There were no DTC's from the car scanner app and since I haven't taken the plunge with leafspy pro yet, I can only see that my state of health of my 30KW is approx 84% and all the cells look even in the graph.
The battery load tester says my car battery (accessory battery) is at 100% health.

I am definitely interested to try the whole door opening thing. Is that like the difference between a soft and hard reset?
Sorry I didn't think to add this earlier.
Thank you again for all the info.
 
Sounds like a weak cell. Turtle mode is voltage triggered and only needs ONE cell to drop low enough. Weak cells show up under load so a weak cell combined with a higher demand for power could be your culprit. Several posts on FB, YT, etc showing the same thing. Most issues cleared by simply power cycling the car. One shows someone going from 65% SOC to 35% in a few miles, hitting shutdown and power cycling back to 60% SOC...

How many capacity bars have you lost?

Do you have LEAF Spy logs to look at?
 
This has nothing to do with the 12v battery (car is in "ready" mode).
I'm assuming this is a 30 kWh battery pack...which are known to be problematic.

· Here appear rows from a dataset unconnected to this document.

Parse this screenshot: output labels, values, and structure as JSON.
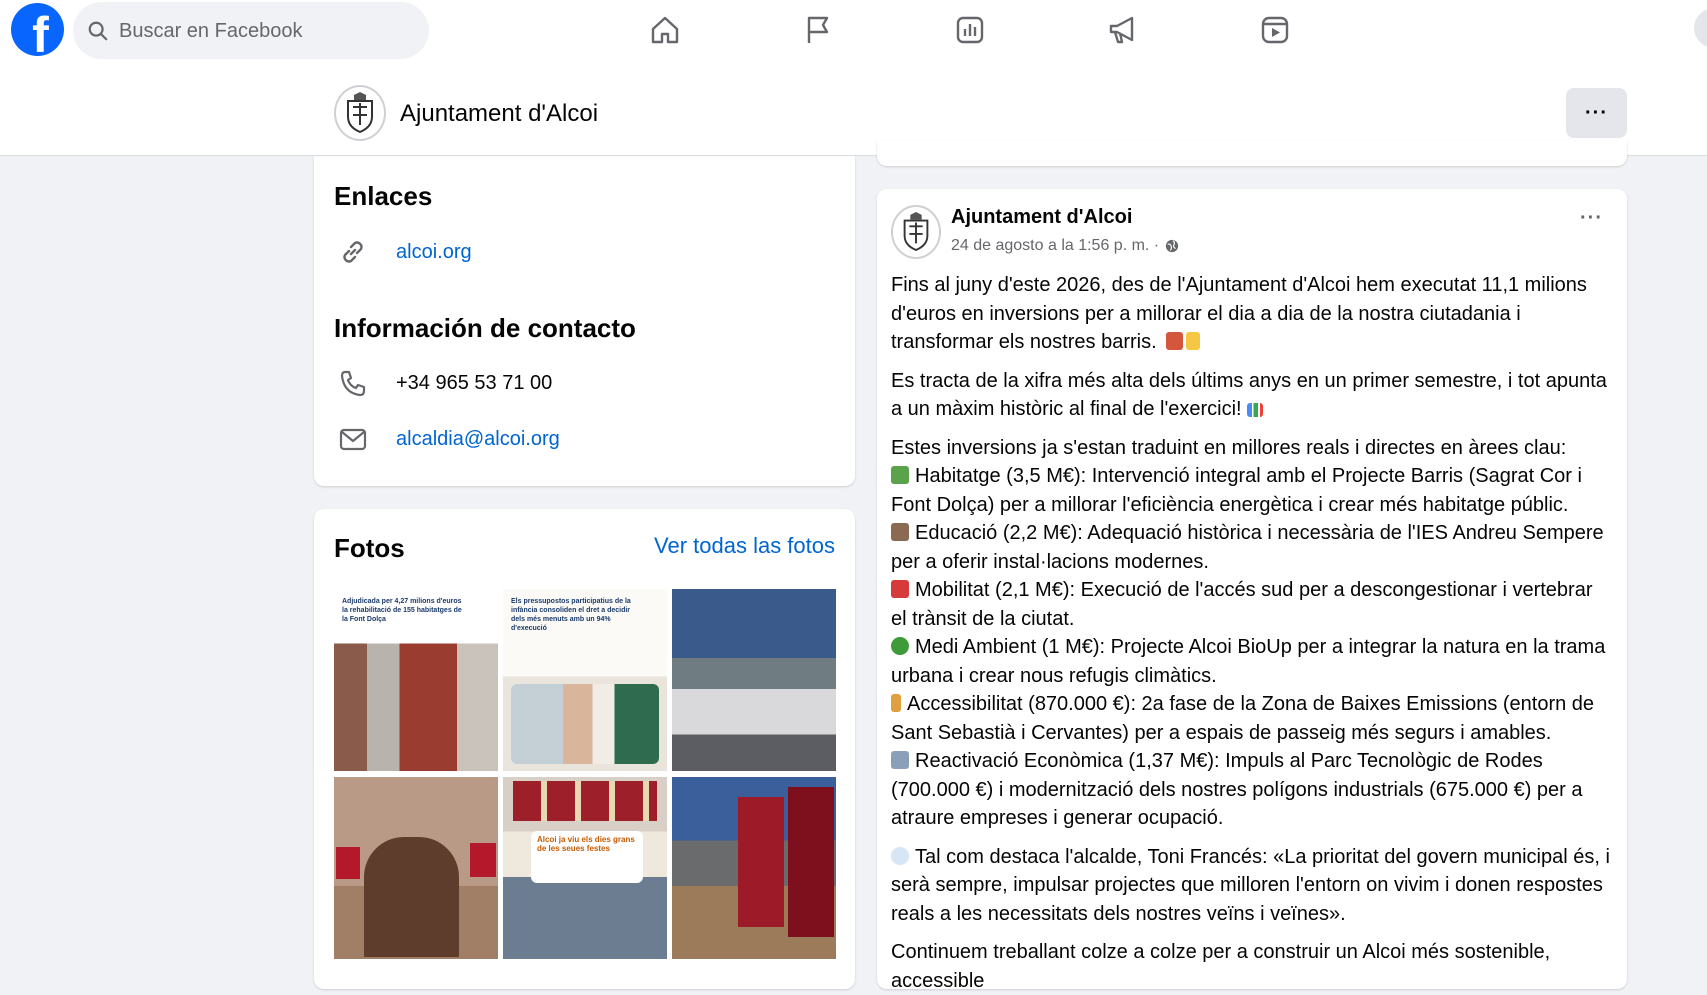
{
  "topbar": {
    "logo_letter": "f",
    "search_placeholder": "Buscar en Facebook",
    "nav_icons": [
      "home-icon",
      "flag-icon",
      "insights-icon",
      "megaphone-icon",
      "video-icon"
    ]
  },
  "page_header": {
    "name": "Ajuntament d'Alcoi",
    "more_label": "···"
  },
  "links_card": {
    "title": "Enlaces",
    "website": "alcoi.org",
    "contact_title": "Información de contacto",
    "phone": "+34 965 53 71 00",
    "email": "alcaldia@alcoi.org"
  },
  "photos_card": {
    "title": "Fotos",
    "see_all": "Ver todas las fotos",
    "photos": [
      {
        "caption": "Adjudicada per 4,27 milions d'euros la rehabilitació de 155 habitatges de la Font Dolça"
      },
      {
        "caption": "Els pressupostos participatius de la infància consoliden el dret a decidir dels més menuts amb un 94% d'execució"
      },
      {
        "caption": ""
      },
      {
        "caption": ""
      },
      {
        "caption": "Alcoi ja viu els dies grans de les seues festes"
      },
      {
        "caption": ""
      }
    ]
  },
  "post": {
    "author": "Ajuntament d'Alcoi",
    "date": "24 de agosto a la 1:56 p. m. ·",
    "more_label": "···",
    "paragraph1": "Fins al juny d'este 2026, des de l'Ajuntament d'Alcoi hem executat 11,1 milions d'euros en inversions per a millorar el dia a dia de la nostra ciutadania i transformar els nostres barris.",
    "paragraph2": "Es tracta de la xifra més alta dels últims anys en un primer semestre, i tot apunta a un màxim històric al final de l'exercici!",
    "intro": "Estes inversions ja s'estan traduint en millores reals i directes en àrees clau:",
    "items": [
      {
        "emoji": "house-emoji",
        "text": "Habitatge (3,5 M€): Intervenció integral amb el Projecte Barris (Sagrat Cor i Font Dolça) per a millorar l'eficiència energètica i crear més habitatge públic."
      },
      {
        "emoji": "books-emoji",
        "text": "Educació (2,2 M€): Adequació històrica i necessària de l'IES Andreu Sempere per a oferir instal·lacions modernes."
      },
      {
        "emoji": "car-emoji",
        "text": "Mobilitat (2,1 M€): Execució de l'accés sud per a descongestionar i vertebrar el trànsit de la ciutat."
      },
      {
        "emoji": "tree-emoji",
        "text": "Medi Ambient (1 M€): Projecte Alcoi BioUp per a integrar la natura en la trama urbana i crear nous refugis climàtics."
      },
      {
        "emoji": "walking-emoji",
        "text": "Accessibilitat (870.000 €): 2a fase de la Zona de Baixes Emissions (entorn de Sant Sebastià i Cervantes) per a espais de passeig més segurs i amables."
      },
      {
        "emoji": "factory-emoji",
        "text": "Reactivació Econòmica (1,37 M€): Impuls al Parc Tecnològic de Rodes (700.000 €) i modernització dels nostres polígons industrials (675.000 €) per a atraure empreses i generar ocupació."
      }
    ],
    "quote": "Tal com destaca l'alcalde, Toni Francés: «La prioritat del govern municipal és, i serà sempre, impulsar projectes que milloren l'entorn on vivim i donen respostes reals a les necessitats dels nostres veïns i veïnes».",
    "closing": "Continuem treballant colze a colze per a construir un Alcoi més sostenible, accessible"
  },
  "colors": {
    "brand": "#0866ff",
    "link": "#0064d1",
    "background": "#f0f2f5"
  }
}
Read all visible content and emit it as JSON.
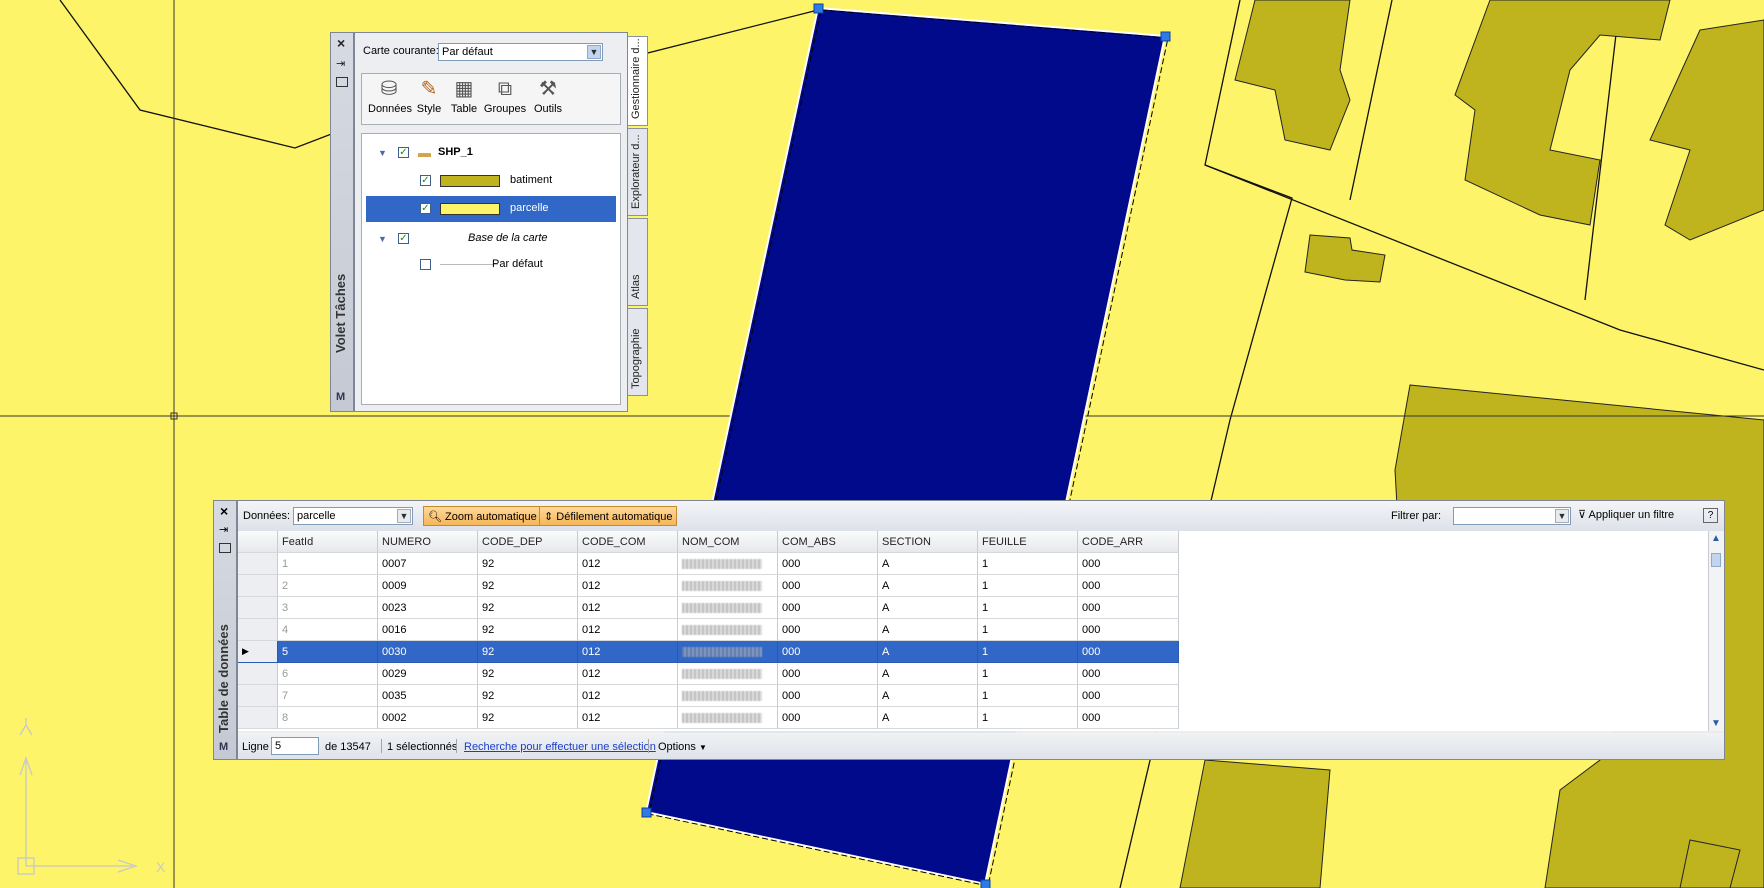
{
  "colors": {
    "parcel": "#fdf46a",
    "building": "#c0b41e",
    "selected_parcel": "#020a8c",
    "selection_row": "#3168c8",
    "orange_button": "#f5b658"
  },
  "task_pane": {
    "title": "Volet Tâches",
    "logo": "M",
    "current_map_label": "Carte courante:",
    "current_map_value": "Par défaut",
    "tabs": [
      "Gestionnaire d...",
      "Explorateur d...",
      "Atlas",
      "Topographie"
    ],
    "toolbar": [
      {
        "label": "Données",
        "icon": "database-icon"
      },
      {
        "label": "Style",
        "icon": "brush-icon"
      },
      {
        "label": "Table",
        "icon": "table-icon"
      },
      {
        "label": "Groupes",
        "icon": "groups-icon"
      },
      {
        "label": "Outils",
        "icon": "tools-icon"
      }
    ],
    "tree": {
      "group_name": "SHP_1",
      "layers": [
        {
          "name": "batiment",
          "checked": true,
          "swatch": "#c0b41e",
          "selected": false
        },
        {
          "name": "parcelle",
          "checked": true,
          "swatch": "#fdf46a",
          "selected": true
        }
      ],
      "base_name": "Base de la carte",
      "base_item": "Par défaut"
    }
  },
  "data_table": {
    "title": "Table de données",
    "logo": "M",
    "data_label": "Données:",
    "data_value": "parcelle",
    "zoom_button": "Zoom automatique",
    "scroll_button": "Défilement automatique",
    "filter_label": "Filtrer par:",
    "filter_value": "",
    "apply_filter": "Appliquer un filtre",
    "help": "?",
    "columns": [
      "FeatId",
      "NUMERO",
      "CODE_DEP",
      "CODE_COM",
      "NOM_COM",
      "COM_ABS",
      "SECTION",
      "FEUILLE",
      "CODE_ARR"
    ],
    "rows": [
      {
        "featid": "1",
        "numero": "0007",
        "code_dep": "92",
        "code_com": "012",
        "com_abs": "000",
        "section": "A",
        "feuille": "1",
        "code_arr": "000",
        "selected": false
      },
      {
        "featid": "2",
        "numero": "0009",
        "code_dep": "92",
        "code_com": "012",
        "com_abs": "000",
        "section": "A",
        "feuille": "1",
        "code_arr": "000",
        "selected": false
      },
      {
        "featid": "3",
        "numero": "0023",
        "code_dep": "92",
        "code_com": "012",
        "com_abs": "000",
        "section": "A",
        "feuille": "1",
        "code_arr": "000",
        "selected": false
      },
      {
        "featid": "4",
        "numero": "0016",
        "code_dep": "92",
        "code_com": "012",
        "com_abs": "000",
        "section": "A",
        "feuille": "1",
        "code_arr": "000",
        "selected": false
      },
      {
        "featid": "5",
        "numero": "0030",
        "code_dep": "92",
        "code_com": "012",
        "com_abs": "000",
        "section": "A",
        "feuille": "1",
        "code_arr": "000",
        "selected": true
      },
      {
        "featid": "6",
        "numero": "0029",
        "code_dep": "92",
        "code_com": "012",
        "com_abs": "000",
        "section": "A",
        "feuille": "1",
        "code_arr": "000",
        "selected": false
      },
      {
        "featid": "7",
        "numero": "0035",
        "code_dep": "92",
        "code_com": "012",
        "com_abs": "000",
        "section": "A",
        "feuille": "1",
        "code_arr": "000",
        "selected": false
      },
      {
        "featid": "8",
        "numero": "0002",
        "code_dep": "92",
        "code_com": "012",
        "com_abs": "000",
        "section": "A",
        "feuille": "1",
        "code_arr": "000",
        "selected": false
      }
    ],
    "status": {
      "line_label": "Ligne",
      "line_value": "5",
      "of_total": "de 13547",
      "selected": "1 sélectionnés",
      "search_link": "Recherche pour effectuer une sélection",
      "options": "Options"
    }
  },
  "ucs": {
    "y_label": "Y",
    "x_label": "X"
  }
}
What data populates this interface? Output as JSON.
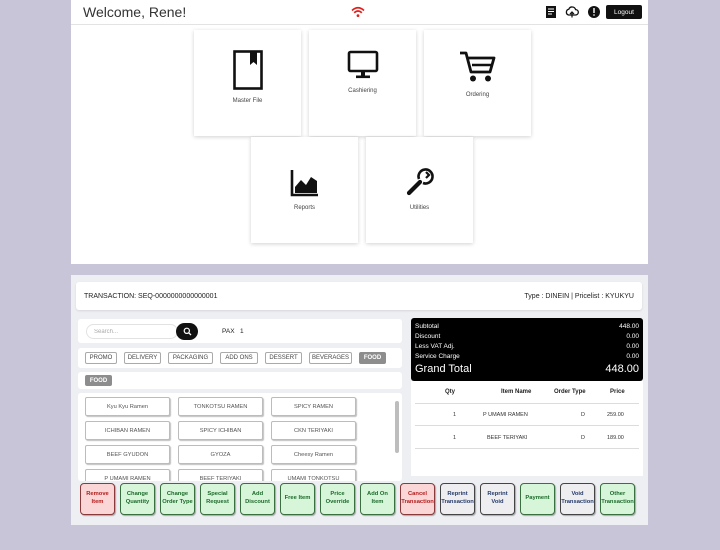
{
  "header": {
    "welcome": "Welcome, Rene!",
    "logout_label": "Logout",
    "icons": [
      "wifi-icon",
      "receipt-icon",
      "cloud-sync-icon",
      "warning-icon"
    ]
  },
  "menu": [
    {
      "label": "Master File",
      "icon": "bookmark-icon"
    },
    {
      "label": "Cashiering",
      "icon": "monitor-icon"
    },
    {
      "label": "Ordering",
      "icon": "cart-icon"
    },
    {
      "label": "Reports",
      "icon": "chart-icon"
    },
    {
      "label": "Utilities",
      "icon": "wrench-icon"
    }
  ],
  "transaction": {
    "label": "TRANSACTION: SEQ-0000000000000001",
    "type_label": "Type : DINEIN | Pricelist : KYUKYU"
  },
  "search": {
    "placeholder": "Search...",
    "pax_label": "PAX",
    "pax_value": "1"
  },
  "categories": [
    {
      "label": "PROMO",
      "active": false
    },
    {
      "label": "DELIVERY",
      "active": false
    },
    {
      "label": "PACKAGING",
      "active": false
    },
    {
      "label": "ADD ONS",
      "active": false
    },
    {
      "label": "DESSERT",
      "active": false
    },
    {
      "label": "BEVERAGES",
      "active": false
    },
    {
      "label": "FOOD",
      "active": true
    }
  ],
  "subcategory": "FOOD",
  "items": [
    "Kyu Kyu Ramen",
    "TONKOTSU RAMEN",
    "SPICY RAMEN",
    "ICHIBAN RAMEN",
    "SPICY ICHIBAN",
    "CKN TERIYAKI",
    "BEEF GYUDON",
    "GYOZA",
    "Cheesy Ramen",
    "P UMAMI RAMEN",
    "BEEF TERIYAKI",
    "UMAMI TONKOTSU"
  ],
  "totals": {
    "subtotal_label": "Subtotal",
    "subtotal": "448.00",
    "discount_label": "Discount",
    "discount": "0.00",
    "vat_label": "Less VAT Adj.",
    "vat": "0.00",
    "service_label": "Service Charge",
    "service": "0.00",
    "grand_label": "Grand Total",
    "grand": "448.00"
  },
  "order": {
    "headers": {
      "qty": "Qty",
      "item": "Item Name",
      "type": "Order Type",
      "price": "Price"
    },
    "rows": [
      {
        "qty": "1",
        "item": "P UMAMI RAMEN",
        "type": "D",
        "price": "259.00"
      },
      {
        "qty": "1",
        "item": "BEEF TERIYAKI",
        "type": "D",
        "price": "189.00"
      }
    ]
  },
  "actions": [
    {
      "label": "Remove\nItem",
      "style": "red"
    },
    {
      "label": "Change\nQuantity",
      "style": "green"
    },
    {
      "label": "Change\nOrder Type",
      "style": "green"
    },
    {
      "label": "Special\nRequest",
      "style": "green"
    },
    {
      "label": "Add\nDiscount",
      "style": "green"
    },
    {
      "label": "Free Item",
      "style": "green"
    },
    {
      "label": "Price\nOverride",
      "style": "green"
    },
    {
      "label": "Add On\nItem",
      "style": "green"
    },
    {
      "label": "Cancel\nTransaction",
      "style": "red"
    },
    {
      "label": "Reprint\nTransaction",
      "style": "grey"
    },
    {
      "label": "Reprint\nVoid",
      "style": "grey"
    },
    {
      "label": "Payment",
      "style": "green"
    },
    {
      "label": "Void\nTransaction",
      "style": "grey"
    },
    {
      "label": "Other\nTransaction",
      "style": "green"
    }
  ],
  "colors": {
    "accent_dark": "#000000",
    "action_green": "#d6f5d9",
    "action_red": "#fbd6d6",
    "wifi_red": "#e0201c"
  }
}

Everything screams a bad cell, and the OP will have to do some detective work (with LeafSpy) because it's probably a long way from throwing DTCs (but dangerous never-the-less).
 
This has nothing to do with the 12v battery (car is in "ready" mode).

We have had a couple of cases where the 12 volt battery was so bad that it acted as a resistor, and bricked the car while it was being driven on the highway. I agree that this is not the case here, but it's an easy problem to rule out.

One very low cell can be easy to miss on the cell histogram - especially on a small phone screen - so the highest differential in millivolts will be very helpful, especially if the reading is taken at a lowish state of charge.